Obviously, the much-needed equilibrium can only be reached if substantial investment in upstream activity results in new supply. The oil price narrative is a tapestry of multiple intertwined factors. Top on the list is the geopolitics of supplier regions. Any unrest or political instability in these regions can cause significant swings. Similarly, decisions by major producing countries and organisations like OPEC regarding production levels directly impact supply and, subsequently, pricing.
Global economic health is another major player. Economic booms drive up demand for energy, pushing value upwards, while recessions dampen demand, leading to cuts in cost. Furthermore, technological advancements in extraction and production, like fracking, also affect supply levels and prices.
Additionally, the global drive towards renewable energy and subsequent policies and regulations can influence the demand. The pace at which renewable energy substitutes fossil fuels in various sectors will significantly affect pricing in the long run.
According to analysts from JPMorgan, the behemoth investment bank, it is now boasting assets in excess of $2.5 trillion, as it predicts Brent crude is heading back to $100 a barrel this year if countermeasures to balance Russia’s production cut don’t happen.
In a recent investment note, J. P. Morgan’s head of global commodities strategy, Natasha Kaneva, wrote the following: “The shift in Russia’s strategy is surprising. At face value, and assuming no policy, supply or demand response, Russia’s actions could push Brent oil price to $90 already in April, reach mid-$90 by May and close to $100 in September. All this is keeping pressure on the US administration in the run-up to the November elections.”
Shortly after that note, investors got word that recent attacks on Russian oil refineries have resulted in a 7.4% decrease in production. Can we turn to production of alternative fuels like hydrogen and ammonia? Readers may be informed that Green hydrogen and ammonia could present refiners with a compelling opportunity to not only curtail emissions but also decrease heating expenses, while broadening their product portfolio for industrial clientele. J. P. Morgan is expecting a potentially turbulent super cycle in the market.

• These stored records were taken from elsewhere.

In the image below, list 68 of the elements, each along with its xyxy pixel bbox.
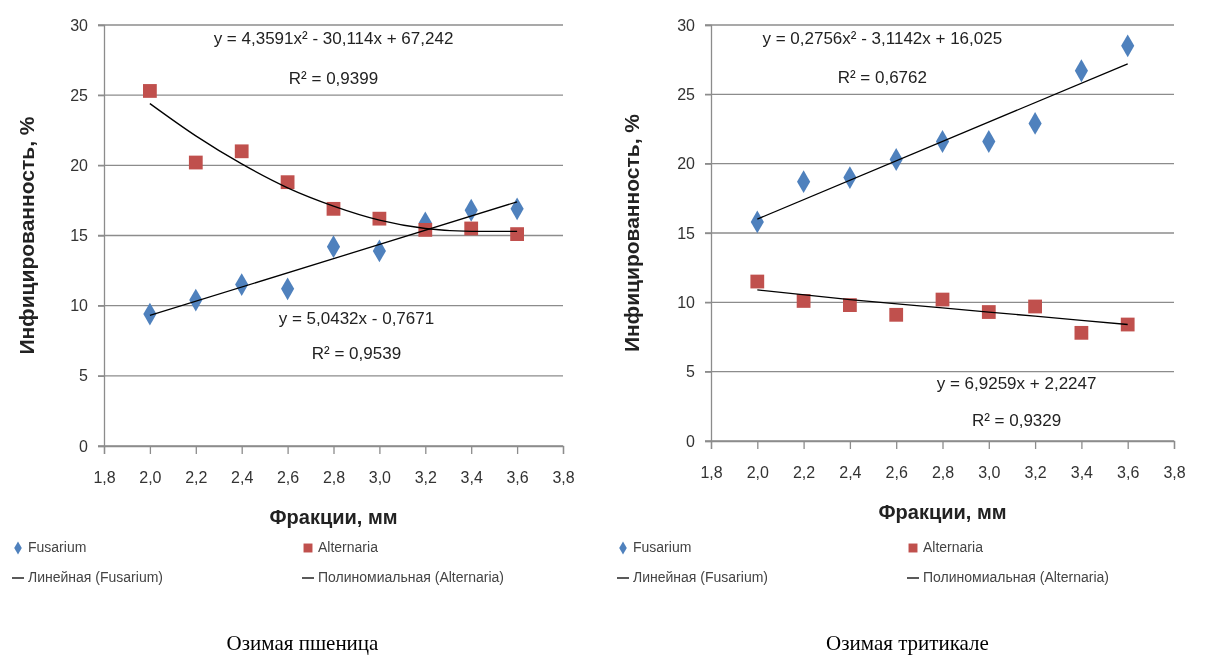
x-tick-label: 3,4 <box>1070 464 1094 482</box>
x-tick-label: 2,2 <box>792 464 816 482</box>
y-tick-label: 25 <box>677 85 696 103</box>
y-axis-title: Инфицированность, % <box>14 116 38 355</box>
legend-label: Линейная (Fusarium) <box>633 568 769 585</box>
point <box>143 84 157 98</box>
y-tick-label: 5 <box>686 363 696 381</box>
point <box>188 155 203 170</box>
point <box>1028 299 1042 314</box>
y-tick-label: 5 <box>79 367 89 385</box>
point <box>510 227 524 241</box>
y-tick-label: 10 <box>677 293 696 311</box>
x-tick-label: 1,8 <box>700 464 723 482</box>
annotation: R² = 0,9399 <box>288 69 379 89</box>
point <box>750 274 765 289</box>
legend-label: Alternaria <box>318 538 379 555</box>
point <box>889 307 904 322</box>
y-tick-label: 20 <box>70 156 89 174</box>
legend-label: Линейная (Fusarium) <box>28 568 164 585</box>
y-tick-label: 15 <box>70 227 89 245</box>
annotation: y = 5,0432x - 0,7671 <box>278 309 435 329</box>
x-tick-label: 2,8 <box>322 469 346 487</box>
y-axis-title: Инфицированность, % <box>619 113 643 352</box>
x-tick-label: 2,0 <box>139 469 162 487</box>
annotation: y = 0,2756x² - 3,1142x + 16,025 <box>762 29 1003 49</box>
y-tick-label: 0 <box>686 432 696 450</box>
point <box>1120 317 1135 332</box>
x-tick-label: 1,8 <box>93 469 116 487</box>
x-tick-label: 2,4 <box>231 469 254 487</box>
x-tick-label: 2,8 <box>931 464 955 482</box>
x-axis-title: Фракции, мм <box>269 506 398 528</box>
x-tick-label: 3,0 <box>368 469 392 487</box>
x-tick-label: 3,2 <box>1024 464 1047 482</box>
legend-label: Fusarium <box>633 538 692 555</box>
point <box>981 305 996 319</box>
y-tick-label: 10 <box>70 297 89 315</box>
legend-label: Fusarium <box>28 538 87 555</box>
annotation: y = 4,3591x² - 30,114x + 67,242 <box>213 29 454 49</box>
legend-label: Полиномиальная (Alternaria) <box>923 568 1109 585</box>
annotation: R² = 0,9539 <box>311 344 402 364</box>
x-tick-label: 2,0 <box>746 464 770 482</box>
y-tick-label: 20 <box>677 155 696 173</box>
y-tick-label: 15 <box>677 224 696 242</box>
annotation: R² = 0,6762 <box>837 68 927 88</box>
annotation: y = 6,9259x + 2,2247 <box>936 374 1097 394</box>
x-tick-label: 3,0 <box>978 464 1001 482</box>
x-tick-label: 2,6 <box>885 464 908 482</box>
y-tick-label: 30 <box>677 16 696 34</box>
x-tick-label: 3,4 <box>460 469 483 487</box>
x-tick-label: 2,4 <box>839 464 862 482</box>
x-tick-label: 2,6 <box>276 469 300 487</box>
annotation: R² = 0,9329 <box>971 411 1062 431</box>
point <box>1074 325 1089 340</box>
x-tick-label: 3,8 <box>552 469 575 487</box>
legend-label: Полиномиальная (Alternaria) <box>318 568 504 585</box>
y-tick-label: 30 <box>70 16 89 34</box>
x-axis-title: Фракции, мм <box>878 501 1007 523</box>
point <box>234 144 249 159</box>
x-tick-label: 2,2 <box>185 469 208 487</box>
x-tick-label: 3,2 <box>414 469 438 487</box>
y-tick-label: 0 <box>79 437 89 455</box>
y-tick-label: 25 <box>70 86 89 104</box>
x-tick-label: 3,6 <box>506 469 529 487</box>
text: Озимая тритикале <box>826 631 989 655</box>
x-tick-label: 3,6 <box>1117 464 1140 482</box>
legend-label: Alternaria <box>923 538 984 555</box>
text: Озимая пшеница <box>226 631 380 655</box>
x-tick-label: 3,8 <box>1163 464 1186 482</box>
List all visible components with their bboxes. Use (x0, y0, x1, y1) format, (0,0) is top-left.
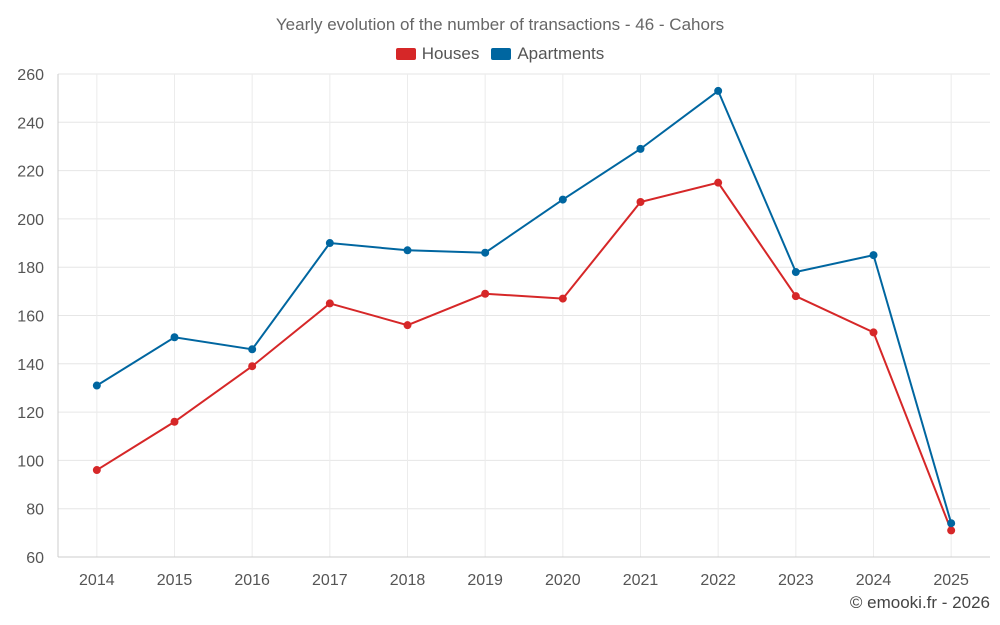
credit-text: © emooki.fr - 2026 (849, 593, 990, 612)
data-point-apartments (325, 239, 334, 248)
data-point-houses (558, 294, 567, 303)
data-point-houses (92, 466, 101, 475)
data-point-houses (714, 178, 723, 187)
x-tick-label: 2022 (700, 572, 736, 589)
x-tick-label: 2021 (623, 572, 659, 589)
legend-swatch-houses (395, 48, 416, 60)
x-tick-label: 2014 (79, 572, 115, 589)
x-tick-label: 2017 (312, 572, 348, 589)
y-tick-label: 240 (17, 115, 44, 132)
data-point-houses (170, 417, 179, 426)
x-tick-label: 2016 (234, 572, 270, 589)
series-line-houses (96, 181, 953, 531)
data-point-houses (869, 328, 878, 337)
chart-title: Yearly evolution of the number of transa… (275, 15, 725, 34)
x-tick-label: 2024 (856, 572, 892, 589)
legend-item-apartments[interactable]: Apartments (491, 44, 604, 64)
data-point-apartments (248, 345, 257, 354)
data-point-apartments (558, 195, 567, 204)
data-point-apartments (791, 268, 800, 277)
y-tick-label: 200 (17, 212, 44, 229)
data-point-apartments (947, 519, 956, 528)
data-point-apartments (403, 246, 412, 255)
data-point-houses (636, 197, 645, 206)
data-point-apartments (869, 251, 878, 260)
y-tick-label: 80 (26, 502, 44, 519)
legend-swatch-apartments (491, 48, 512, 60)
y-tick-label: 140 (17, 357, 44, 374)
x-tick-label: 2023 (778, 572, 814, 589)
x-tick-label: 2025 (933, 572, 969, 589)
y-tick-label: 160 (17, 309, 44, 326)
y-tick-label: 180 (17, 260, 44, 277)
data-point-apartments (92, 381, 101, 390)
x-tick-label: 2019 (467, 572, 503, 589)
data-point-houses (403, 321, 412, 330)
data-point-houses (325, 299, 334, 308)
y-tick-label: 120 (17, 405, 44, 422)
x-tick-label: 2018 (390, 572, 426, 589)
data-point-houses (481, 289, 490, 298)
data-point-apartments (714, 86, 723, 95)
legend: Houses Apartments (0, 44, 1000, 64)
legend-label-houses: Houses (421, 44, 480, 63)
x-tick-label: 2020 (545, 572, 581, 589)
series-line-apartments (96, 89, 953, 524)
y-tick-label: 260 (17, 67, 44, 84)
data-point-apartments (636, 144, 645, 153)
data-point-apartments (170, 333, 179, 342)
x-tick-label: 2015 (157, 572, 193, 589)
y-tick-label: 60 (26, 550, 44, 567)
y-tick-label: 220 (17, 164, 44, 181)
y-tick-label: 100 (17, 453, 44, 470)
legend-label-apartments: Apartments (517, 44, 605, 63)
data-point-houses (791, 292, 800, 301)
data-point-houses (947, 526, 956, 535)
data-point-apartments (481, 248, 490, 257)
data-point-houses (248, 362, 257, 371)
legend-item-houses[interactable]: Houses (395, 44, 480, 64)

It is projecting an eventual stabilisation around $80 in a broader perspective; there is an acknowledged risk of value settling around $100 per barrel. Turning to the financial institutions they anticipate a supply-demand imbalance, with a 1.1 million barrel per day deficit in 2025, which is expected to widen significantly by 2030. In fact, BP is reportedly mulling green hydrogen production at its Cherry Point facility, which could help reduce emissions by around 460,000 tons of carbon dioxide equivalent per year. The next exciting subject is electric vehicles and cutting of emissions.

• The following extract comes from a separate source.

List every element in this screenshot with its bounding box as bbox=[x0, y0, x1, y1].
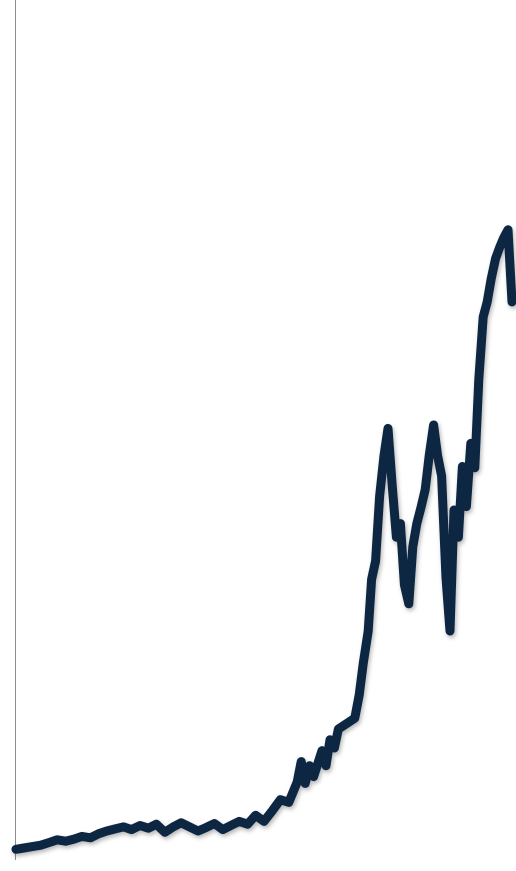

The Minister for the Environment, Energy and Regeneration of the Grand Harbour Miriam Dalli has promised the provision of another 1,340 charging stations – this may also be augmented should all filling stations install fast-charging facilities by the end of this year. Carcinogenic fumes, emitted from over 430,000 carbon belching Ice cars, can one day be substantially replaced by clean EV vehicles. Malta and three million visitors would then take a deep breath.